We found various profiles of GPs' propensity to cooperate and share the management of prescriptions for patients with multimorbidity and polypharmacy with specialists and other health professionals. While most GPs recognized pharmacists' knowledge about medications and their adverse reactions, only a minority would agree to share prescription management with them.
GPs belonging to cooperative profiles (moderate and intensive) profiles had taken more CME courses than those in the low cooperation profile. GPs' propensity to initiate the deprescription of inappropriate medications was weakly correlated with their propensity to cooperate.
Comparison with literature
Qualitative studies have shown that some GPs feel that the involvement of many specialists in the management of these complicated patients results in the fragmentation of care. Combined with a lack of communication between physicians, this may lead to increase harm from polypharmacy [7, 15]. In these qualitative studies, many GPs call for better interprofessional communication and a fair balance between them and specialists when sharing prescribing activity [15, 16]. Our quantitative study confirmed that cooperation and confidence between physicians is not obvious for a majority of GPs (moderate and low cooperation profiles).
General practitioners would preferentially transfer to nurses, and sometimes pharmacists, advice to patients (lifestyle habits, monitoring of illnesses) and therapeutic education [19, 20].
Our results highlight the diversity of GPs' opinions about the role of pharmacists in the management of polypharmacy. Previous studies have demonstrated that pharmacists’ involvement in medication management may result in better clinical outcomes and improvement of prescribing patterns, especially for patients with polypharmacy [21–23]. Their involvement in patient counselling, therapeutic education or the training of other health professionals would have a positive impact on the patients follow-up, their treatment adherence and their quality of life [22]. In the same time, the frequent limitation of cooperation between GPs and pharmacists to clarification of prescriptions, drug-related information, or information about patient history reduces its potential benefits [24–26]. Moreover, contacts are occasional and mostly at the pharmacists' initiative. Nevertheless, pharmacists and GPs share the opinion that cooperation is easier when they have a local, long-lasting working relationship [25, 27].

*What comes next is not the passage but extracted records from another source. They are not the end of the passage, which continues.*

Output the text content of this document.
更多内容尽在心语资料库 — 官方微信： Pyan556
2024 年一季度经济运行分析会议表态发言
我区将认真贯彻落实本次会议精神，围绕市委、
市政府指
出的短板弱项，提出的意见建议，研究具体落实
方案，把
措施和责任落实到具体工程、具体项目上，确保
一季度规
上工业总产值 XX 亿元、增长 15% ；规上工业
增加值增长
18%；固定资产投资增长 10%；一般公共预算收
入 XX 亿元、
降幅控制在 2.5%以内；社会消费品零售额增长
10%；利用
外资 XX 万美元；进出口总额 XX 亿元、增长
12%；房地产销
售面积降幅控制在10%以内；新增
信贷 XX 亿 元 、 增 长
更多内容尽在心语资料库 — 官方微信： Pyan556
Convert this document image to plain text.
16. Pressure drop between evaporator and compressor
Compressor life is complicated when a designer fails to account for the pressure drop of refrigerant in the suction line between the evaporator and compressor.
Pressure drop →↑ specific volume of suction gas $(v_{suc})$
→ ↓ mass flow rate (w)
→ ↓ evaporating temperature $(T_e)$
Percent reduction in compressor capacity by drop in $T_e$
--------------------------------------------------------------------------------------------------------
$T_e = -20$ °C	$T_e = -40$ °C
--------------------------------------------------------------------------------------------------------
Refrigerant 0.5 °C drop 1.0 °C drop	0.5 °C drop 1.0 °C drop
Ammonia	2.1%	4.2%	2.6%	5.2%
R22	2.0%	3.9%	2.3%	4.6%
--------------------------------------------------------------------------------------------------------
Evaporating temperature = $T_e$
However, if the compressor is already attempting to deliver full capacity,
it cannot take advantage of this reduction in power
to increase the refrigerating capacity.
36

Our finding that a majority of GPs were favorable to practice nurses ensuring consultations for patients with chronic diseases is encouraging. A recent Cochrane review showed that nurse practitioners achieved equal or better outcomes for chronic patients than primary care doctors, in terms of quality of care, patient health status, and patient satisfaction [28].
The younger age of GPs with a moderate cooperation profile, compared with the others, probably reflects the shaping of attitudes and behaviors regarding interprofessional cooperation by years of experience and professional environment: more experienced GPs may have adjusted their role, given what they have learned to expect from other health professionals in their environment.
The absence of association between GPs’ profiles and multiprofessional practice organization is surprising. But our study focused especially on the roles of specialists and pharmacists, who are rarely integrated in such organizations in France. Moreover, multiprofessional and group practices themselves have various profiles of organization and interprofessional collaboration [29, 30].
We found that GPs with profiles of moderate or selective cooperation had lesser deprescription propensities. At the same time, GPs with low and intensive cooperation profiles had similar behaviors towards deprescription. Qualitative studies have indicated that some GPs fear conflicts with other physicians or pharmacists when they initiate deprescription [15, 31]. One hypothesis is that GPs who cooperate intensively discuss and share the responsibility for the prescription management with other professionals and might thus feel themselves supported and confident when deprescribing. Inversely, GPs with a low cooperation profile may prefer to take on the responsibility for prescriptions management including when deprescribing. This may be problematic especially when they face therapeutic dilemmas, in which they could benefit from the advice and insight of colleagues and other professionals.